US 12,361,215 B2
	Performing machine learning tasks using instruction-tuned neural networks
Jason Weng Wei, Mountain View, CA (US); Maarten Paul Bosma, Mountain View, CA (US); Yuzhe Zhao, Jr., San Francisco, CA (US); Kelvin Gu, Mountain View, CA (US); and Quoc V. Le, Sunnyvale, CA (US)
Assigned to Google LLC, Mountain View, CA (US)
Filed by Google LLC, Mountain View, CA (US)
Filed on Dec. 23, 2021, as Appl. No. 17/561,581.
Prior Publication US 2023/0205994 A1, Jun. 29, 2023
Int. Cl. G06F 40/284 (2020.01); G06F 40/30 (2020.01)
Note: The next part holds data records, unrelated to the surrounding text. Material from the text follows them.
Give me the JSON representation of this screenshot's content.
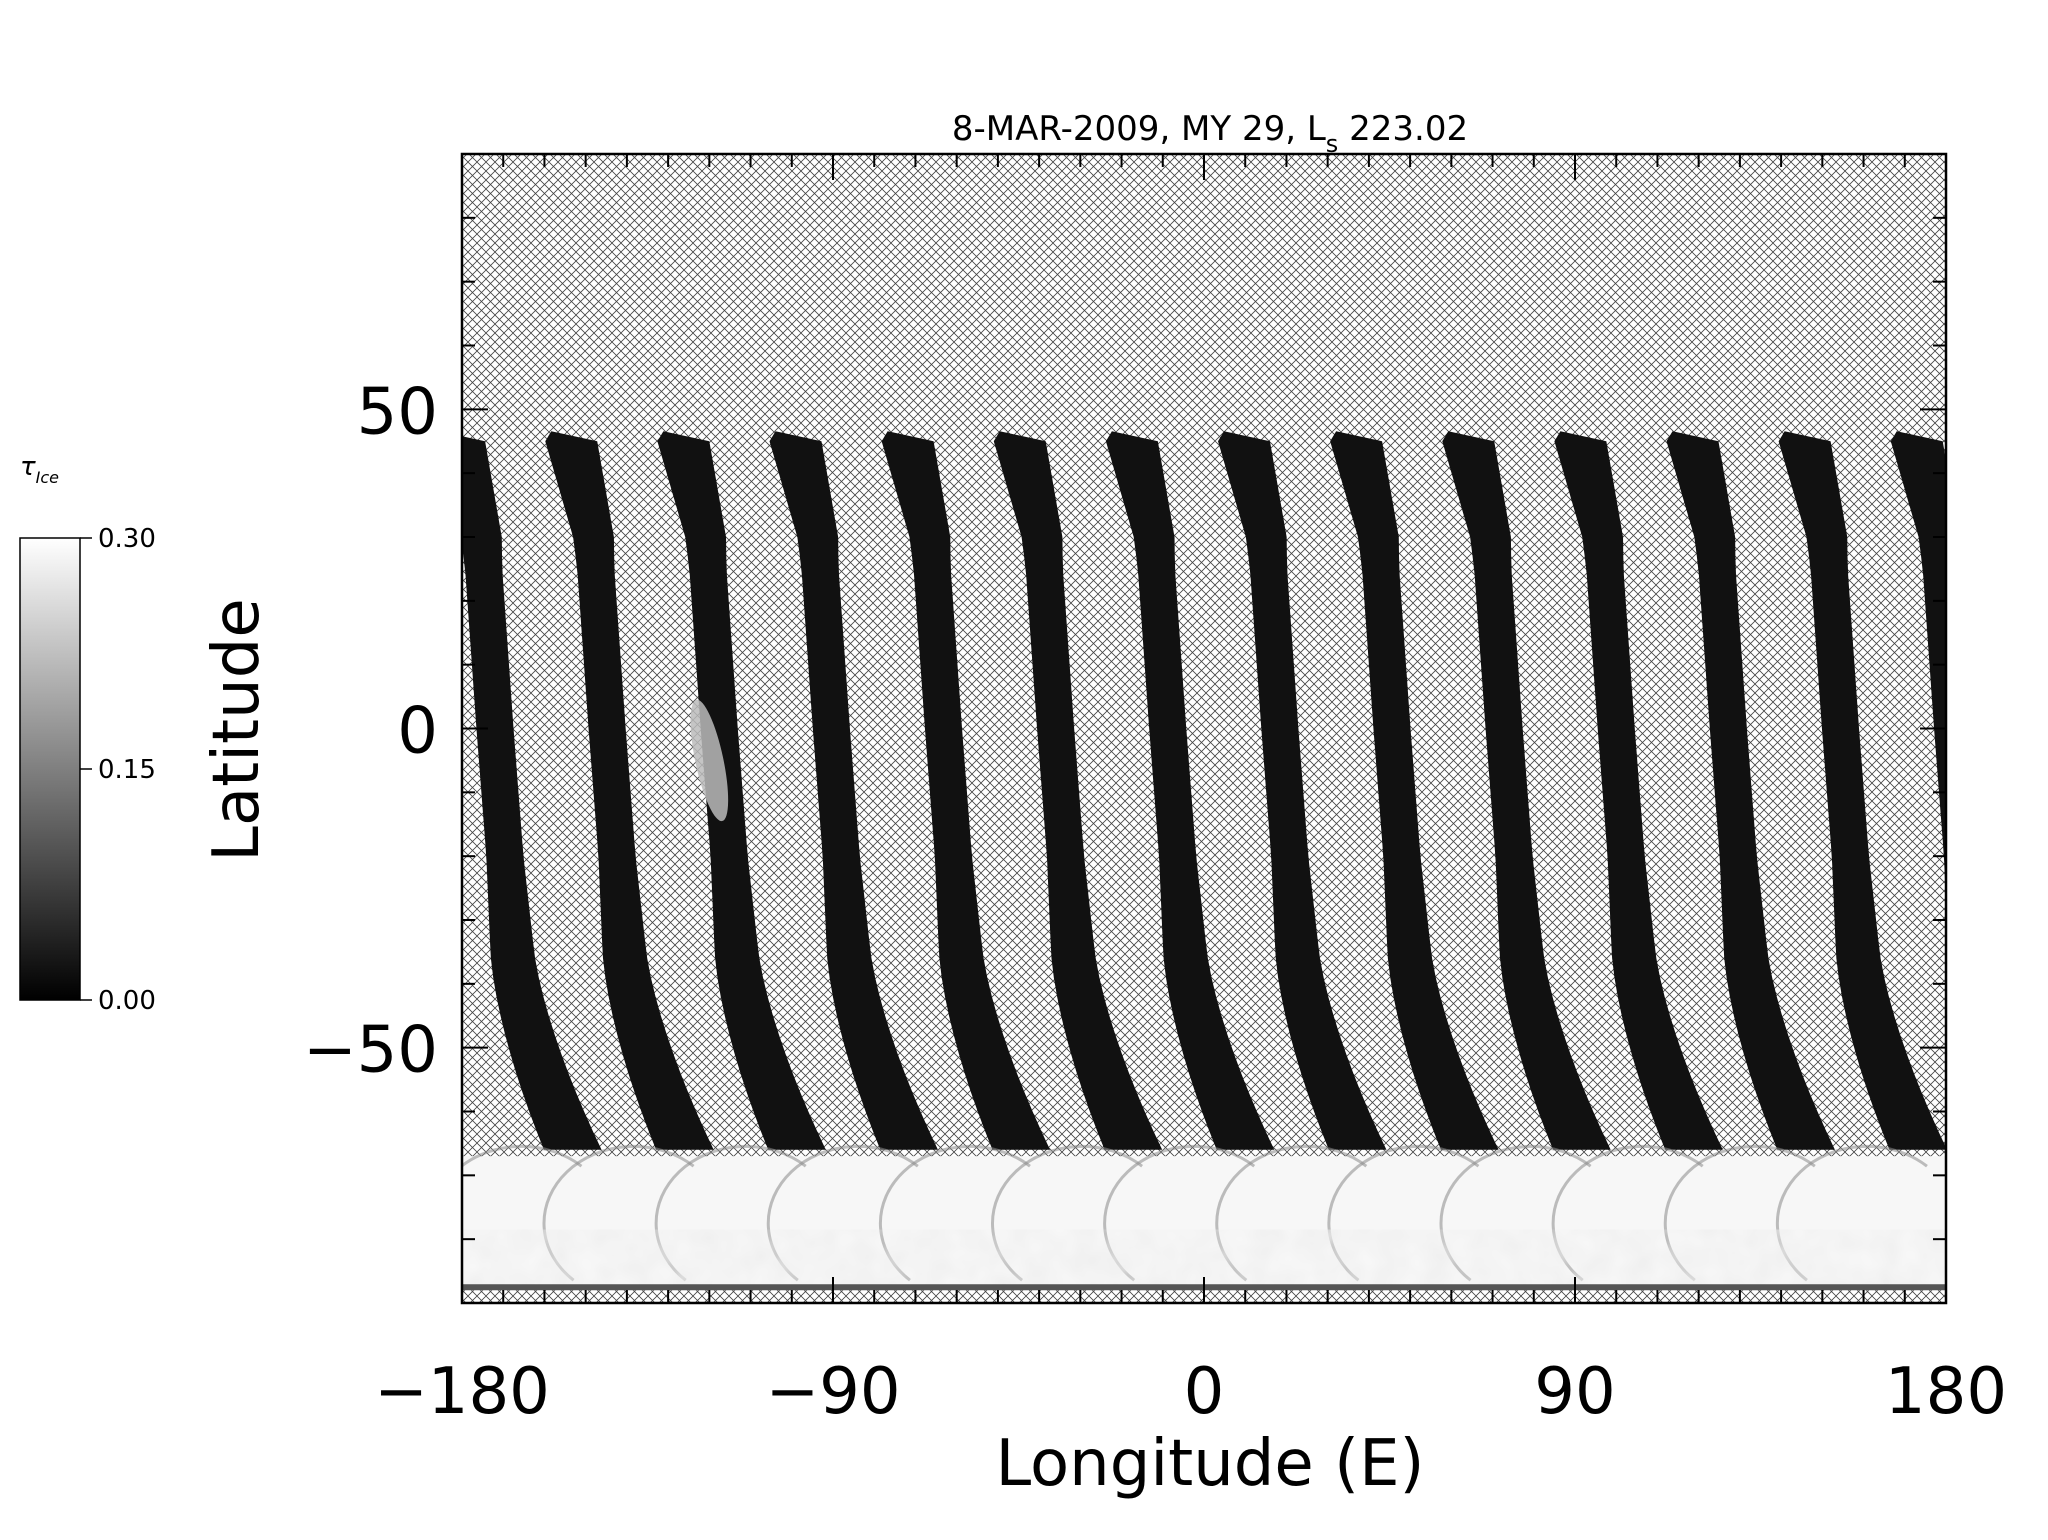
{
  "chart_data": {
    "type": "heatmap",
    "title": "8-MAR-2009, MY 29,  L",
    "title_subscript": "s",
    "title_suffix": " 223.02",
    "xlabel": "Longitude (E)",
    "ylabel": "Latitude",
    "xlim": [
      -180,
      180
    ],
    "ylim": [
      -90,
      90
    ],
    "x_ticks": [
      -180,
      -90,
      0,
      90,
      180
    ],
    "x_tick_labels": [
      "−180",
      "−90",
      "0",
      "90",
      "180"
    ],
    "y_ticks": [
      -50,
      0,
      50
    ],
    "y_tick_labels": [
      "−50",
      "0",
      "50"
    ],
    "no_data_pattern": "crosshatch",
    "colorbar": {
      "label": "τ",
      "label_subscript": "Ice",
      "min": 0.0,
      "max": 0.3,
      "tick_values": [
        0.0,
        0.15,
        0.3
      ],
      "tick_labels": [
        "0.00",
        "0.15",
        "0.30"
      ],
      "colormap": "grayscale"
    },
    "orbit_swaths": {
      "count": 14,
      "first_equator_lon": -172,
      "spacing_deg": 27.2,
      "top_latitude": 45,
      "bottom_latitude": -66,
      "swath_width_deg": 9,
      "typical_value": 0.02
    },
    "polar_cap": {
      "lat_range": [
        -88,
        -67
      ],
      "value": 0.29
    },
    "features": [
      {
        "name": "bright-cloud-patch",
        "lon": -120,
        "lat": -5,
        "value": 0.22
      }
    ]
  }
}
CPC G06F 40/284 (2020.01) [G06F 40/30 (2020.01)]

20 Claims

1. A method performed by one or more computers, the method comprising:

receiving, by the one or more computers, input data that describes an input of a first machine learning task;

receiving, by the one or more computers, first candidate output data that includes tokens representing each candidate classification output in a first plurality of candidate classification outputs of the first machine learning task for the input;

generating, by the one or more computers, an input sequence that includes the input and the first plurality of candidate classification outputs;

processing, by the one or more computers, the input sequence using an auto-regressive neural network to generate a network output that specifies a respective score for each candidate classification output in the first plurality of candidate classification outputs;

generating, by the one or more computers, a first output of the first machine learning task for the input, wherein generating the first output comprises using the respective scores specified by the network output generated by the auto-regressive neural network to select, as the first output, a selected candidate classification output from the first plurality of candidate classification outputs that are represented by the tokens included in the first candidate output data;

receiving, by the one or more computers, input data that describes another input of a second machine learning task;

receiving, by the one or more computers, second candidate output data that includes tokens representing each candidate classification output in a second plurality of candidate classification outputs of the second machine learning task for the other input, wherein the second plurality of candidate classification outputs comprise at least one different candidate classification output than the first plurality of candidate classification outputs;

generating, by the one or more computers, another input sequence that includes the other input and the second plurality of candidate classification outputs;

processing, by the one or more computers, the other input sequence using the auto-regressive neural network to generate another network output that specifies a respective score for each candidate classification output in the second plurality of candidate classification outputs; and

generating, by the one or more computers, a second output of the second machine learning task for the other input, wherein generating the second output comprises using the respective scores specified by the other network output generated by the auto-regressive neural network to select, as the second output, a selected candidate classification output from the second plurality of candidate classification outputs that are represented by the tokens included in the second candidate output data.